A Jan. 24 “stop work” order from Secretary of State Marco Rubio included a vague exception for humanitarian food assistance. New guidance the State Department has issued since then has provided more details about what’s allowable, in what Rubio has said is an effort to ensure necessary aid gets through.
That hasn’t been happening, the new report says, in part because of widespread confusion over the successive, overlapping administration orders. In addition, it also says that the furloughing of nearly the entire USAID workforce has made it difficult for remaining agency personnel to answer questions or to oversee operations.
“While initial guidance following the pause in foreign assistance funding provided a waiver for emergency food assistance, shipments of in-kind food assistance have been delayed around the world,” the report says.
“This uncertainty put more than $489 million of food assistance at ports, in transit, and in warehouses at risk of spoilage, unanticipated storage needs, and diversion,” it continues.
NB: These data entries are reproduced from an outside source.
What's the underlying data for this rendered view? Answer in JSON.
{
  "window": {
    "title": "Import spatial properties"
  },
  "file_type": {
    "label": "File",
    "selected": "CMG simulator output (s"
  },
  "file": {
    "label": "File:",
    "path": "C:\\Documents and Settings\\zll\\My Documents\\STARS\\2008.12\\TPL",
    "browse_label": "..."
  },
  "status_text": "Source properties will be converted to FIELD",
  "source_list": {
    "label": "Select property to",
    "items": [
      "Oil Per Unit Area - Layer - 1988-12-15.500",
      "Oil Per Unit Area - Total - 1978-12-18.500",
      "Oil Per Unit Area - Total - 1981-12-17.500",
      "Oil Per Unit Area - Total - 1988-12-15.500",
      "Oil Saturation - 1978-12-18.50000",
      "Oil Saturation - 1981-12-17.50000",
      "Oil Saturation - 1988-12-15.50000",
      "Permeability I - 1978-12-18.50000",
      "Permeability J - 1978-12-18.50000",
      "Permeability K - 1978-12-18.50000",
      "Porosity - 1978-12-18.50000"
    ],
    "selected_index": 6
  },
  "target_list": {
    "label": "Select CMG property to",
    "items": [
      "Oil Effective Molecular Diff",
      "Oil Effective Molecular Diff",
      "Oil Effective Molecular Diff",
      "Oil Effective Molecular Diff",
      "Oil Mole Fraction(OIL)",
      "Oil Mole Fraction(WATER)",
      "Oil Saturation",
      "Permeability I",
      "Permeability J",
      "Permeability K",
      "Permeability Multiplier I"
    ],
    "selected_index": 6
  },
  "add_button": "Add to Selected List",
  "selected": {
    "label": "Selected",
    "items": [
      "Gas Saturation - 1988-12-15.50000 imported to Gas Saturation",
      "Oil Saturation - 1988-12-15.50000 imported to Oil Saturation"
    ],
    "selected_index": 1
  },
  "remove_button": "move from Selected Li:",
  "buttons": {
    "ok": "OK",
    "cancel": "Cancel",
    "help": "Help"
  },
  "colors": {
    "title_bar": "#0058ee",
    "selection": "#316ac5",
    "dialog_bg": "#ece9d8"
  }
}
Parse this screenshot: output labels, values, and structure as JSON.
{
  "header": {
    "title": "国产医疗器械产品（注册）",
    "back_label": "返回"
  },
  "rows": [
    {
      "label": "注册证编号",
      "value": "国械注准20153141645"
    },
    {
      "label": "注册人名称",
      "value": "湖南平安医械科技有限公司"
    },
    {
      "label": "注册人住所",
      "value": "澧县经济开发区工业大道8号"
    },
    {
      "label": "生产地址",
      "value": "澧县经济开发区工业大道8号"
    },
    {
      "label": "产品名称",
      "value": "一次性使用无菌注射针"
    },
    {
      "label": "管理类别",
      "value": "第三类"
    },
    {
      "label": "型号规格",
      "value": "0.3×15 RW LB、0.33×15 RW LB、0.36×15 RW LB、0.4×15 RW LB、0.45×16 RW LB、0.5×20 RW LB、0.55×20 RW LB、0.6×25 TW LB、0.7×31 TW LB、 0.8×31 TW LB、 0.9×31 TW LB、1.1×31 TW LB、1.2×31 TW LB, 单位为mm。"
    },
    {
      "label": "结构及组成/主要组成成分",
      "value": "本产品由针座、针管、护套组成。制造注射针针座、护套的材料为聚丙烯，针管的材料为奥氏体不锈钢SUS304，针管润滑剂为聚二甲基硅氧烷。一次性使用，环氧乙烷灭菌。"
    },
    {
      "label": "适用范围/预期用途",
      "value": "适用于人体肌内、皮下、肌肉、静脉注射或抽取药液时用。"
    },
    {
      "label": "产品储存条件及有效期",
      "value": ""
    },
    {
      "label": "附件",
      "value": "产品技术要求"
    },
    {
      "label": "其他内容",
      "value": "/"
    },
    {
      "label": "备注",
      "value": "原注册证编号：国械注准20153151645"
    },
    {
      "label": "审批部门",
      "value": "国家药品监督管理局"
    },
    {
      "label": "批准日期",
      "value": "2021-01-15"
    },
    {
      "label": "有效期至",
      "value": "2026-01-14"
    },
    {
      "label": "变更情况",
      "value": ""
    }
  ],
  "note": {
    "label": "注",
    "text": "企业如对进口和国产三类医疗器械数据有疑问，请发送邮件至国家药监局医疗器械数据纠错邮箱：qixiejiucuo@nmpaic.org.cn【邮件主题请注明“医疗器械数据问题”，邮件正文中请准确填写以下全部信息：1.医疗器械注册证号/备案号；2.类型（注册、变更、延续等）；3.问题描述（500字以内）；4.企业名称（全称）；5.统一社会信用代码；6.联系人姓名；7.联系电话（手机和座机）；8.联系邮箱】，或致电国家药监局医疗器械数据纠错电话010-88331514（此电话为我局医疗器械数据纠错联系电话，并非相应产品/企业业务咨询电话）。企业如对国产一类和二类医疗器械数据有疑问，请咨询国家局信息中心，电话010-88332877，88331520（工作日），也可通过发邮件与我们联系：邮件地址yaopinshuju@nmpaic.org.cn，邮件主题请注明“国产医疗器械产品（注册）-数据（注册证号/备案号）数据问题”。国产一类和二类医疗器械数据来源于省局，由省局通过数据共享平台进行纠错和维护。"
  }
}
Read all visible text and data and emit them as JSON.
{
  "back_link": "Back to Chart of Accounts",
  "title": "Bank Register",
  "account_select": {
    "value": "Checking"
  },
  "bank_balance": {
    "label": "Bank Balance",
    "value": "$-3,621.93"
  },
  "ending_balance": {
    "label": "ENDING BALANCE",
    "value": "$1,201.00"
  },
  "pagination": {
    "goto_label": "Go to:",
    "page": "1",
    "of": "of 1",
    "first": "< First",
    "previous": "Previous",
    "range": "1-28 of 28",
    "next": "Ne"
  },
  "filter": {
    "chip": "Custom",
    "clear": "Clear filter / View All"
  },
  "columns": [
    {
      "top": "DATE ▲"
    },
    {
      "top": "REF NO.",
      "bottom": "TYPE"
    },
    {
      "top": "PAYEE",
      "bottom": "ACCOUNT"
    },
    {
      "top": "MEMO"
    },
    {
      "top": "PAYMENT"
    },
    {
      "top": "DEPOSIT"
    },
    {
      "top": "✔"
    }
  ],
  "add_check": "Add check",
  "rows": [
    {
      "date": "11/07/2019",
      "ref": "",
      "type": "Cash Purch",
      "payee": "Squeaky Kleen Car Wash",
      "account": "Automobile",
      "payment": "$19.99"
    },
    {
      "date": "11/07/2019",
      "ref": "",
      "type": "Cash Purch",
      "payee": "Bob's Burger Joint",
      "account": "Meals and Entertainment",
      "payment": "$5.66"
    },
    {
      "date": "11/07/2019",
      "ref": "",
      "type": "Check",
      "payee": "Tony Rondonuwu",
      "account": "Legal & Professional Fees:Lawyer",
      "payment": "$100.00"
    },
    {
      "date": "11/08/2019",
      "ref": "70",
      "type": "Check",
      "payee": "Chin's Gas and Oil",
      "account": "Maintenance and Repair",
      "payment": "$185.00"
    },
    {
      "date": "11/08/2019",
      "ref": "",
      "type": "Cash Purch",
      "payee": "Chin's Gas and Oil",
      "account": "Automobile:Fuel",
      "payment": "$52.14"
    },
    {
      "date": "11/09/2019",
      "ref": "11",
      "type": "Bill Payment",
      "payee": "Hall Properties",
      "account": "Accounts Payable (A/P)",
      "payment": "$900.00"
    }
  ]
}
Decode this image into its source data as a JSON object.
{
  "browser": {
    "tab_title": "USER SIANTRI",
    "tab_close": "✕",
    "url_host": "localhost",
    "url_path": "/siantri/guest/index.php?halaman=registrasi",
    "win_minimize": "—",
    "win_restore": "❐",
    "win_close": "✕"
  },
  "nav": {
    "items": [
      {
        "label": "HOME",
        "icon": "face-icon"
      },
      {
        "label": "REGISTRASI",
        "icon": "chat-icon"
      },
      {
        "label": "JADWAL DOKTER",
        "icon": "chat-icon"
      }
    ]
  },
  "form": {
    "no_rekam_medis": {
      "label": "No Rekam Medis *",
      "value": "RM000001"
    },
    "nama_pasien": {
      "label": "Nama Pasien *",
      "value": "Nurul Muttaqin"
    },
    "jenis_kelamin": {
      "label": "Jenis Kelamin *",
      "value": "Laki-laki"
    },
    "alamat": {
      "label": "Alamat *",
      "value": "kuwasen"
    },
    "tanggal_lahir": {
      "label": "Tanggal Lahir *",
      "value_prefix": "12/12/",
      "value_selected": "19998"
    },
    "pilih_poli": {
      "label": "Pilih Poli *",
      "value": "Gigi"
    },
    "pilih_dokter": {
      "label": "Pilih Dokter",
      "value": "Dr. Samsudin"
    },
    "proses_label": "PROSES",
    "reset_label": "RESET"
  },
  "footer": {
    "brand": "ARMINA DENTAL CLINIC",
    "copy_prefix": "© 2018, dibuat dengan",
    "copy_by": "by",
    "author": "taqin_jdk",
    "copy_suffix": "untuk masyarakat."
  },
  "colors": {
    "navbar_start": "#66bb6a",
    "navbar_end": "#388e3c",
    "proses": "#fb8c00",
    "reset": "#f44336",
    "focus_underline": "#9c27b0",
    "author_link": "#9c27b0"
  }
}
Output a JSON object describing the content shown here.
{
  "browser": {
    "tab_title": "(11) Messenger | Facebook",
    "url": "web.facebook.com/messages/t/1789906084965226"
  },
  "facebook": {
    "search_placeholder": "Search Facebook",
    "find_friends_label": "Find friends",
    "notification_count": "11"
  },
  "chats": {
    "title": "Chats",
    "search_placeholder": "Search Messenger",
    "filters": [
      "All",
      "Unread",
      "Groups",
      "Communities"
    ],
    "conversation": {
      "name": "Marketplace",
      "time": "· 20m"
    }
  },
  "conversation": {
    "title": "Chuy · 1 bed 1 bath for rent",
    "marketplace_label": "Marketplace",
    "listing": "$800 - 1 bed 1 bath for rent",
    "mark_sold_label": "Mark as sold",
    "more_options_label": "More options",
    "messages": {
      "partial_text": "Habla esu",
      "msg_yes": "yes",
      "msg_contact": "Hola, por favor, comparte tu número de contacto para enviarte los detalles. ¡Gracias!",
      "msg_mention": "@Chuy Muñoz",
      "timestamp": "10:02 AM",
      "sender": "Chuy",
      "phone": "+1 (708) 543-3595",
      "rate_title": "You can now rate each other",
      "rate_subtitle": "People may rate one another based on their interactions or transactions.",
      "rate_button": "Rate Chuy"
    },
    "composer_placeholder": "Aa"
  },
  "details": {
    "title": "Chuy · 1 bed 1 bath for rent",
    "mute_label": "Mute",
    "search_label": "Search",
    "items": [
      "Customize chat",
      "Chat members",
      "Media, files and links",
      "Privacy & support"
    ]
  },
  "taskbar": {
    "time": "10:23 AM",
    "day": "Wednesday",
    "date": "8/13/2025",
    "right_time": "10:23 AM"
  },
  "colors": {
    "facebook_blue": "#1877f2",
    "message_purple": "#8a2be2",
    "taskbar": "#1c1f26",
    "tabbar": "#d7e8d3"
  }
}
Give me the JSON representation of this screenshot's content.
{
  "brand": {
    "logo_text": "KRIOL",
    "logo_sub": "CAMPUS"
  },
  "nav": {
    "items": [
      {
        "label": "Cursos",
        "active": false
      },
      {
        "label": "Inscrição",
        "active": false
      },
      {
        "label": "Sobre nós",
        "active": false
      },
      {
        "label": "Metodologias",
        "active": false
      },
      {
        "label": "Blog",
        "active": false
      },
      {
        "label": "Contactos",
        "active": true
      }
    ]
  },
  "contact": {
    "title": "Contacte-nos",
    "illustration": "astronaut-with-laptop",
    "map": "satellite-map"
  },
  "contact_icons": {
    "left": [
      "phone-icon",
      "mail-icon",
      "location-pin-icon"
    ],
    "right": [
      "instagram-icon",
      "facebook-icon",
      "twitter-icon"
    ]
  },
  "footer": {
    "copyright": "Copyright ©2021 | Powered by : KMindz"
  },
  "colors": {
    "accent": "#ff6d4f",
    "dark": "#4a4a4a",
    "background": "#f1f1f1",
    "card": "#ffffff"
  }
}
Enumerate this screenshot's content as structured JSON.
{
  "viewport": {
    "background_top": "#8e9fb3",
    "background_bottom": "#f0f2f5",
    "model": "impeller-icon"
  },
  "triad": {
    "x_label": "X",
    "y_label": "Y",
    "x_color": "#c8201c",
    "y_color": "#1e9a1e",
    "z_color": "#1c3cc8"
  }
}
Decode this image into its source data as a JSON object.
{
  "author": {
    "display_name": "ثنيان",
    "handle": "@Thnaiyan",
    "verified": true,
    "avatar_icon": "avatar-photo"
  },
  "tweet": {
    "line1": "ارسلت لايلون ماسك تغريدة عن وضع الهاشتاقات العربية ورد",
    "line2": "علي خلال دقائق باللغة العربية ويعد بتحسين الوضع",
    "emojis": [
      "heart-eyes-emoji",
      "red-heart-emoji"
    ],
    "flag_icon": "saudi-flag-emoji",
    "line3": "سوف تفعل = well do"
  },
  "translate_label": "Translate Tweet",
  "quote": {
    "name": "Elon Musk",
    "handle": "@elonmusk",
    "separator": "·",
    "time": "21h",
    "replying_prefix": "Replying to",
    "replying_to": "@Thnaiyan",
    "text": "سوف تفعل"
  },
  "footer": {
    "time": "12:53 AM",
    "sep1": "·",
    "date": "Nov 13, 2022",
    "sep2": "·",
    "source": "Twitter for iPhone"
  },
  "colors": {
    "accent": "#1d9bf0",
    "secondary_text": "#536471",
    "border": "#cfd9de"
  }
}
The report also notes that, with the ranks of USAID personnel so thin, the agency cannot perform vital oversight functions ― like ensuring the safety of workers and partners in dangerous places abroad or watching over aid shipments to make sure they don’t fall into the hands of U.S. enemies or terrorists.
At the moment, the report says, these functions “are now largely nonoperational.”
It’s not clear how the report came to be ― whether the inspector general’s office decided to issue the report on its own or was asked to do so by some authority. The State Department media office did not immediately respond to HuffPost’s request for comment on Monday.
Whatever its provenance, it’s the kind of report that may be increasingly rare inside the Trump administration, which has already fired more than a dozen inspectors general from other parts of the federal government.
As for the impact of the report, that’s also unclear. Its findings reinforce what aid workers and former officials have been saying for weeks and what journalists have been reporting ― namely, that the Trump administration has severely disrupted assistance, putting both foreign lives and American interests at risk, despite the administration’s vow to make sure humanitarian aid continues to flow.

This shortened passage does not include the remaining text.